Lord Macdonald, who led the prosecution service in England and Wales for five years, warned that the courts risked being swept up in a "collective loss of proportion", passing jail terms that lack "humanity or justice".
Meanwhile his fellow Liberal Democrat peer Lord Carlile, the barrister who was until this year the government's independent adviser on terrorism strategy, warned against ministerial interference in the judicial process, arguing that "just filling up prisons" would not prevent future problems.
David Cameron, who last week promised severe punishments for rioters, saying he hoped courts would use "exemplary" sentences to deter future riots, praised the sentencing decisions, which have included two jailed for four years each for inciting riots on Facebook – riots that never took place – and one person sent to prison for six months for stealing £3.50 worth of water.
Is it just to punish someone more harshly because the crime they committed took place in the context of an alarming collective disorder? It depends on whether the crime was itself aimed at taking advantage of an existing social disorder. Those that rob people who are fleeing from a natural disaster, knowing there is not likely to be much help for them, or who burglarize their vacated houses, arguably deserve more severe punishment. But in the case of the riots the crimes are themselves, in aggregate, what makes the disaster. Indeed, once we acknowledge the collective aspect of riots, there is an argument that participants are less culpable for their crimes since they are giving into a much observed tendency to follow the example of others. Instead, this appears to violate one of our central values about criminal punishment, that people face punishments proportionate to the their desert and uniformly with equally culpable individuals. Instead we have the price of crimes moving like equity prices to reflect gyrations in public anxiety.
Nor is it clear that tough sentences for rioters is good social control for the increasingly tight resources of the UK and the US. As Lord Carlisle suggested in the passage quoted above, there is no reason at this point in our history to view expanded incarceration as a good way to bolster social control.

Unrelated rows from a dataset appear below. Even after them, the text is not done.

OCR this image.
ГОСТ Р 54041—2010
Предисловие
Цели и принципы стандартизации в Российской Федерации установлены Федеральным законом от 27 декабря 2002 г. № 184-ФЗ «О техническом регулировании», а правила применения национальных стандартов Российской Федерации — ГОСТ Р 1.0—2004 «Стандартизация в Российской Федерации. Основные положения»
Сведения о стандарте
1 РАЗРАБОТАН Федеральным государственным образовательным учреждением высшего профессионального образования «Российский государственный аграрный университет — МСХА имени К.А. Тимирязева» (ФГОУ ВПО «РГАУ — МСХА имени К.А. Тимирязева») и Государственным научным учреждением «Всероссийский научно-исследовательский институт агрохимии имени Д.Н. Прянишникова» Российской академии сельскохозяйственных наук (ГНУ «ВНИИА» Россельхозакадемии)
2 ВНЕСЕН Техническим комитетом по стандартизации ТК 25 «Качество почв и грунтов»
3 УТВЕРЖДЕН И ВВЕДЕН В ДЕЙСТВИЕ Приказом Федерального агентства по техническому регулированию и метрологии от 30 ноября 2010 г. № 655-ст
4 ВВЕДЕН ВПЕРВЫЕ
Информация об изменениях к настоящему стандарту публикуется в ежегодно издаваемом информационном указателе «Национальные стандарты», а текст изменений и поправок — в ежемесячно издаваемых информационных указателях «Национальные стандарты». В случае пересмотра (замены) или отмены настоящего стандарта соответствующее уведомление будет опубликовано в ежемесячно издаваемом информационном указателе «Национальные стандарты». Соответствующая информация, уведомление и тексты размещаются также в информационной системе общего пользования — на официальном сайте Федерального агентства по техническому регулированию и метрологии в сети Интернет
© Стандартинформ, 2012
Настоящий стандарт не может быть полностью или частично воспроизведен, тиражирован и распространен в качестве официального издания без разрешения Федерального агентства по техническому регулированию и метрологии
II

England has more than twice the incarceration rate it had in the mid-1990s, a period of few if any riots. Some no doubt believe that future rioters will heed the harsh lesson being taught their cousins. No doubt Charlie Gilmore, university student (and son of Pink Floyd guitarist David Gilmore) who was given a 16 month prison sentence for participating in some disorderly events during the student fee demonstrations last December (read Stephen Bates' reporting in the Guardian) is unlikely to offend in that way again. That may be true for some of the individuals being punished now as well, although we will never know whether far more lenient but still undesired sentences would accomplish. But it is not clear it is true for the next Charlie Gilmore or young riot looter.